Sahabat pembaca Info Program Penguatan Pendidikan Karakter (PPK), sudah tahukah anda bahwa Menteri Pendidikan dan Kebudayaan (Mendikbud) RI, Prof Dr Muhajir Effendy Msi, kembali melempar wacana sistem pendidikan di sela menyampaikan materi seminar di Hotel Ollino Garden, Kota Malang, Sabtu (22/10).

Mantan Rektor Universitas Muhammadiyah Malang (UMM) itu dalam waktu dekat bakal menjalankan Program Penguatan Pendidikan Karakter (PPK). Penyebutan istilah PPK digunakan, karena lebih representatif dibandingkan full day school.

Pada prinsipnya, program itu hampir sama dengan wacana yang sempat mencuat beberapa waktu lalu. Muhadjir menegaskan, pelaksanaan PPK ini nantinya mengharuskan siswa berada dalam pengawasan sekolah mulai pagi hingga sore.

Kendati demikian, ia ingin mengubah pandangan ‘mengerikan’ tentang hal itu. “Nantinya tidak hanya di kelas. Bisa di luar kelas, bahkan di luar sekolah untuk proses belajar mengajarnya,” ungkapnya.

Alumnus Universitas Negeri Malang itu menambahkan, materi yang paling penting ditujukan pada siswa adalah pendidikan karakter. Untuk siswa SD, rasio materi itu mencapai 70 persen, sedangkan SMP 60 persen.

“Maka dari itu nanti dibutuhkan juga lulusan PLS (pendidikan luar sekolah) untuk dilibatkan. Saya ingin menghapus dikotomi antara pendidikan formal, nonformal, maupun informal. Yang terpenting ada pendidikan karakter. Bisa belajar di museum, taman budaya, atau bahkan di suatu lapangan,” tandasnya.

Berita ini bersumber dari Malang Voice

Rabu, 19 Oktober 2016

Balikpapan merupakan salah satu dari banyak kota yang bakal dijadikan percontohan pelaksanaan full day school.

Sahabat pembaca Info PPK (Program Penguatan Pendidikan Karakter), sudah tahukah anda bahwa kebijakan full day school akan diterapkan secara bertahap, dengan model percontohan.

Balikpapan merupakan salah satu dari banyak kota yang bakal dijadikan percontohan pelaksanaan full day school. 

Kendati demikian, belum pasti kapan wacana itu akan diterapkan.

Sebab, sampai saat ini masih belum ada surat edaran dari Kementerian Pendidikan dan Kebudayaan. 

"Kemendikbud menunjuk 500 sekolah untuk uji coba. Salah satunya Balikpapan," kata Muhaimin, kepala Dinas Pendidikan Balikpapan. 

Ia mengatakan, saat ini Kemendikbud tengah dalam proses penyusunan petunjuk teknis (juknis), serta konsep dasar full day school. 

Dan bila surat edaran telah turun, akan siap melaksanakan sesuai imbauan yang diminta. Dengan mempertimbangkan sekolah yang mampu melaksanakan mempunyai sarana dan prasarana yang memadai. Serta tenaga pengajar yang telah mampu.

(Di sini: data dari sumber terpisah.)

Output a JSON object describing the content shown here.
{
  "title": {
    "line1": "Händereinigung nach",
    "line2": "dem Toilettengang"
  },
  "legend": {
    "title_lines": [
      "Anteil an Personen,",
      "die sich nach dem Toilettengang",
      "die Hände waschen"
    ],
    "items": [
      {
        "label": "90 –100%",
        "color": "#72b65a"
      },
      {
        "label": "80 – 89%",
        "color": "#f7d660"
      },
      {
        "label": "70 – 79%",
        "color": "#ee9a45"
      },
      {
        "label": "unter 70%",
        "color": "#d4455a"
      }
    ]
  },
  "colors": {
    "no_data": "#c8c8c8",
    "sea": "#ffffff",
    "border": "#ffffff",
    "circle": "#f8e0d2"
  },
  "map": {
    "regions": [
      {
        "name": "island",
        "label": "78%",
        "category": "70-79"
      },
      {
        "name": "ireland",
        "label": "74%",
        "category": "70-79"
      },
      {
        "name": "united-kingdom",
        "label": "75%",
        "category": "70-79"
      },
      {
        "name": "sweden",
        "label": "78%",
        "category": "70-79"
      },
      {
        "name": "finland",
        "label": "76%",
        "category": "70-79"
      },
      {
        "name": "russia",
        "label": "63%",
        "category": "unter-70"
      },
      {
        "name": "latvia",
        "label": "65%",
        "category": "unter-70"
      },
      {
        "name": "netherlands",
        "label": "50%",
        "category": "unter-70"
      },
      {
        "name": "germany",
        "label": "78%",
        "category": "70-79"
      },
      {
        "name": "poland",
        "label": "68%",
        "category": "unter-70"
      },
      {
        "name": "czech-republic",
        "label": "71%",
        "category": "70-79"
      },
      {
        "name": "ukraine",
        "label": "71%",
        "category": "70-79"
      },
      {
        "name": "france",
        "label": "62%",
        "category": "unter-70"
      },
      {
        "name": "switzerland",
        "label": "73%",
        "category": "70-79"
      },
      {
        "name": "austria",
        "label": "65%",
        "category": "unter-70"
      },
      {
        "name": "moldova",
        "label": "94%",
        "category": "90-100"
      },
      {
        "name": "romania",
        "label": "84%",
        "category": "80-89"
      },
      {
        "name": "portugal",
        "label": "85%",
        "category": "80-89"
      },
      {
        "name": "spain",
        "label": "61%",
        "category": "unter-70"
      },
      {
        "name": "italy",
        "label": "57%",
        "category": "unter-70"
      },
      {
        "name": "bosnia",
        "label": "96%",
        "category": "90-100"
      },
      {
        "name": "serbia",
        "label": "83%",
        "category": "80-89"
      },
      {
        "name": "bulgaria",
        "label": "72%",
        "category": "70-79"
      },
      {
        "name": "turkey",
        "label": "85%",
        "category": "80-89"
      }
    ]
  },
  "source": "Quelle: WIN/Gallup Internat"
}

"Kami siap melaksanakan bertahap. Kami survei mana sekolah yang bisa melaksanakan uji coba. Lalu menunggu keputusan wali kota. Baru dilaksanakan uji coba," tambahnya.

Ia mendukung wacana pelaksanaan full day school. Sebab, bisa menjadi media untuk memantau perkembangan dan kegiatan siswa. 

"Anak bisa termonitor di sekolah hingga sore hari karena orangtuanya rata-rata pulang kerjanya sore," tutupnya. 

Berita ini bersumber dari JPNN.

Selasa, 11 Oktober 2016

Kemendikbud tengah mempersiapkan kebijakan terkait larangan sekolah memberikan Pekerjaan Rumah (PR) kepada siswa.

Sahabat pembaca Info PPK, sudah tahukah anda bahwa Direktur Pembinaan Sekolah Dasar (SD), Kemendikbud Wowon Widaryat mengungkapkan, Kemendikbud tengah mempersiapkan kebijakan terkait larangan sekolah memberikan Pekerjaan Rumah (PR) kepada siswa. 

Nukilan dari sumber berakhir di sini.